There are reasons to think this might be a good pattern. Evidence suggests that most people don’t have careers in their field of college study (or go to college at all). Interests and competencies take time to develop. If we imagine an early marriage having a masculine (myopic) and feminine (hyperopic) then one partner can focus on early career and then slow down into a second career (teaching would be a good example of a career that most anyone can transition into) and the other partner can prioritize children with a career coming later. The problem is… the social and cultural institutions don’t support this. As mentioned, businesses don’t hire 35-year-old mothers and fast-track them.

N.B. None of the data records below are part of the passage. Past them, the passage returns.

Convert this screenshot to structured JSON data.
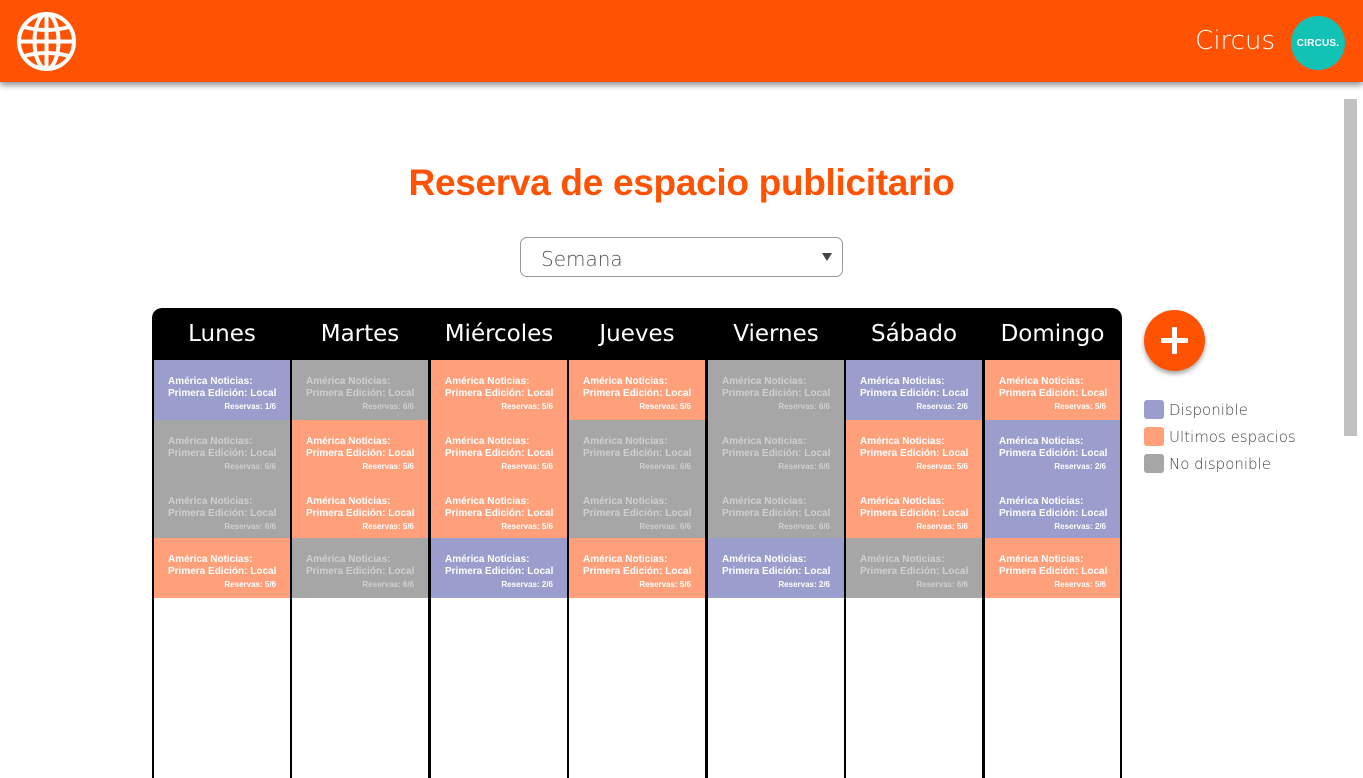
{
  "header": {
    "logo_icon": "globe-icon",
    "user_name": "Circus",
    "avatar_text": "CIRCUS.",
    "brand_color": "#ff5203",
    "avatar_color": "#12c3b5"
  },
  "main": {
    "title": "Reserva de espacio publicitario",
    "view_select": {
      "value": "Semana"
    },
    "add_icon": "plus-icon"
  },
  "colors": {
    "disponible": "#9b9dcc",
    "ultimos": "#ffa07a",
    "no": "#a6a6a6"
  },
  "legend": [
    {
      "label": "Disponible",
      "status": "disponible"
    },
    {
      "label": "Ultimos espacios",
      "status": "ultimos"
    },
    {
      "label": "No disponible",
      "status": "no"
    }
  ],
  "days": [
    {
      "name": "Lunes",
      "slots": [
        {
          "title": "América Noticias: Primera Edición: Local",
          "count": "Reservas: 1/6",
          "status": "disponible"
        },
        {
          "title": "América Noticias: Primera Edición: Local",
          "count": "Reservas: 6/6",
          "status": "no"
        },
        {
          "title": "América Noticias: Primera Edición: Local",
          "count": "Reservas: 6/6",
          "status": "no"
        },
        {
          "title": "América Noticias: Primera Edición: Local",
          "count": "Reservas: 5/6",
          "status": "ultimos"
        }
      ]
    },
    {
      "name": "Martes",
      "slots": [
        {
          "title": "América Noticias: Primera Edición: Local",
          "count": "Reservas: 6/6",
          "status": "no"
        },
        {
          "title": "América Noticias: Primera Edición: Local",
          "count": "Reservas: 5/6",
          "status": "ultimos"
        },
        {
          "title": "América Noticias: Primera Edición: Local",
          "count": "Reservas: 5/6",
          "status": "ultimos"
        },
        {
          "title": "América Noticias: Primera Edición: Local",
          "count": "Reservas: 6/6",
          "status": "no"
        }
      ]
    },
    {
      "name": "Miércoles",
      "slots": [
        {
          "title": "América Noticias: Primera Edición: Local",
          "count": "Reservas: 5/6",
          "status": "ultimos"
        },
        {
          "title": "América Noticias: Primera Edición: Local",
          "count": "Reservas: 5/6",
          "status": "ultimos"
        },
        {
          "title": "América Noticias: Primera Edición: Local",
          "count": "Reservas: 5/6",
          "status": "ultimos"
        },
        {
          "title": "América Noticias: Primera Edición: Local",
          "count": "Reservas: 2/6",
          "status": "disponible"
        }
      ]
    },
    {
      "name": "Jueves",
      "slots": [
        {
          "title": "América Noticias: Primera Edición: Local",
          "count": "Reservas: 5/6",
          "status": "ultimos"
        },
        {
          "title": "América Noticias: Primera Edición: Local",
          "count": "Reservas: 6/6",
          "status": "no"
        },
        {
          "title": "América Noticias: Primera Edición: Local",
          "count": "Reservas: 6/6",
          "status": "no"
        },
        {
          "title": "América Noticias: Primera Edición: Local",
          "count": "Reservas: 5/6",
          "status": "ultimos"
        }
      ]
    },
    {
      "name": "Viernes",
      "slots": [
        {
          "title": "América Noticias: Primera Edición: Local",
          "count": "Reservas: 6/6",
          "status": "no"
        },
        {
          "title": "América Noticias: Primera Edición: Local",
          "count": "Reservas: 6/6",
          "status": "no"
        },
        {
          "title": "América Noticias: Primera Edición: Local",
          "count": "Reservas: 6/6",
          "status": "no"
        },
        {
          "title": "América Noticias: Primera Edición: Local",
          "count": "Reservas: 2/6",
          "status": "disponible"
        }
      ]
    },
    {
      "name": "Sábado",
      "slots": [
        {
          "title": "América Noticias: Primera Edición: Local",
          "count": "Reservas: 2/6",
          "status": "disponible"
        },
        {
          "title": "América Noticias: Primera Edición: Local",
          "count": "Reservas: 5/6",
          "status": "ultimos"
        },
        {
          "title": "América Noticias: Primera Edición: Local",
          "count": "Reservas: 5/6",
          "status": "ultimos"
        },
        {
          "title": "América Noticias: Primera Edición: Local",
          "count": "Reservas: 6/6",
          "status": "no"
        }
      ]
    },
    {
      "name": "Domingo",
      "slots": [
        {
          "title": "América Noticias: Primera Edición: Local",
          "count": "Reservas: 5/6",
          "status": "ultimos"
        },
        {
          "title": "América Noticias: Primera Edición: Local",
          "count": "Reservas: 2/6",
          "status": "disponible"
        },
        {
          "title": "América Noticias: Primera Edición: Local",
          "count": "Reservas: 2/6",
          "status": "disponible"
        },
        {
          "title": "América Noticias: Primera Edición: Local",
          "count": "Reservas: 5/6",
          "status": "ultimos"
        }
      ]
    }
  ]
}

Additionally, businesses tend to encourage hyper-specialization (in pursuit of efficiency). This limits input from external disciplines or functions. The peril of specialization is the problem of myopia: tunnel vision, and it shows up in how businesses are organized, how they hire, and how they’re managed. Blind spots emerge such that they reward highly competent individual performers by promoting them into jobs that they’re not good at. This is the infamous “Peter Principle,” leaving organizations littered with incompetent performers in managerial positions. One can imagine the opposite extreme and the problems that correspond to it but the optimal balance is rewarding the right amount of myopia versus hyperopia. This, however, proves tricky.

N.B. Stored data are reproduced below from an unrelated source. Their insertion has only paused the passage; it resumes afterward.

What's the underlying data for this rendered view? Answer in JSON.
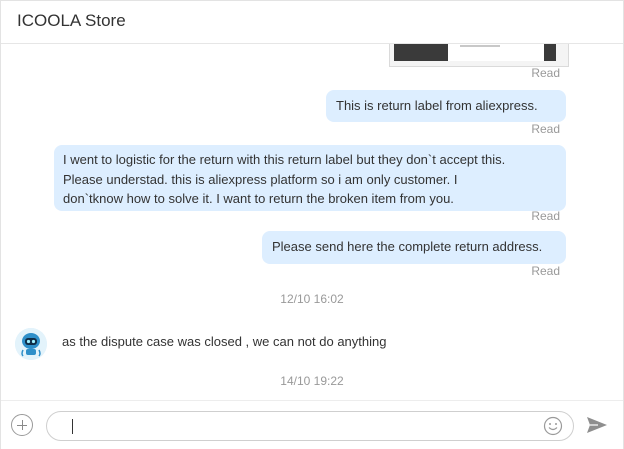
{
  "header": {
    "title": "ICOOLA Store"
  },
  "messages": {
    "read_label": "Read",
    "outgoing_1": "This is return label from aliexpress.",
    "outgoing_2_line1": "I went to logistic for the return with this return label but they don`t accept this.",
    "outgoing_2_line2": "Please understad. this is aliexpress platform so i am only customer. I",
    "outgoing_2_line3": "don`tknow how to solve it. I want to return the broken item from you.",
    "outgoing_3": "Please send here the complete return address.",
    "timestamp_1": "12/10 16:02",
    "incoming_1": "as the dispute case was closed , we can not do anything",
    "timestamp_2": "14/10 19:22"
  },
  "composer": {
    "value": ""
  },
  "colors": {
    "outgoing_bubble": "#ddeeff",
    "muted_text": "#999999",
    "border": "#e6e6e6"
  },
  "icons": [
    "plus-icon",
    "smiley-icon",
    "send-icon",
    "store-avatar"
  ]
}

Consider a school exam. By their nature, they’re specialized. They test for a specific range of information from a specific subject. We can roughly measure how much you know about “x.” How do we measure how many subjects you know a little about? What if you know a little about baseball but the tests doesn’t ask about that specific piece of information? Organizations that hire people who are primarily myopic will miss the contributions of the hyperopic but because the latter is harder to identify, this is precisely what happens. Perhaps businesses hiring 35-year-old mothers can more reliably populate their organizations with people who have a breadth of experience.
In conclusion, if we recognize the myopia-hyperopia dichotomy as aspects of masculine and feminine (again, not necessarily male and female) then we can more properly understand the kinds of roles they play in marriage, business, and society more broadly, and thus we can more readily identify the kinds of structures and politics necessary to support those roles.

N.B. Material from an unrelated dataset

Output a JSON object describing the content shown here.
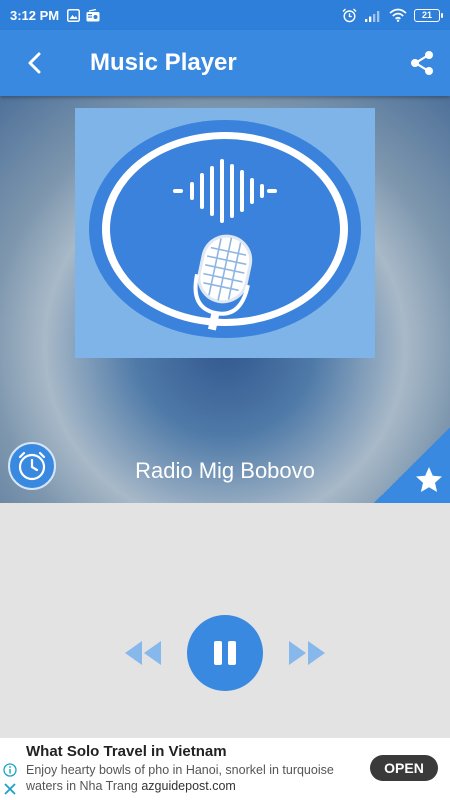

Another fantastic post. Your writing is excellent: clear, focused, and direct. There's no superfluous language, every sentence contributes something of value to the piece, and the ideas are genuinely interesting. I'd buy a book of yours in an instant (and I hope you write one!).
Thank you for this and the previous article, it was really interesting and helpful! (Also came across here via Aaron Renn).
Was just thinking about the antonym to specialization. Isn't that generalization? Kind of like medical doctors can have a specialty or be a general practitioner.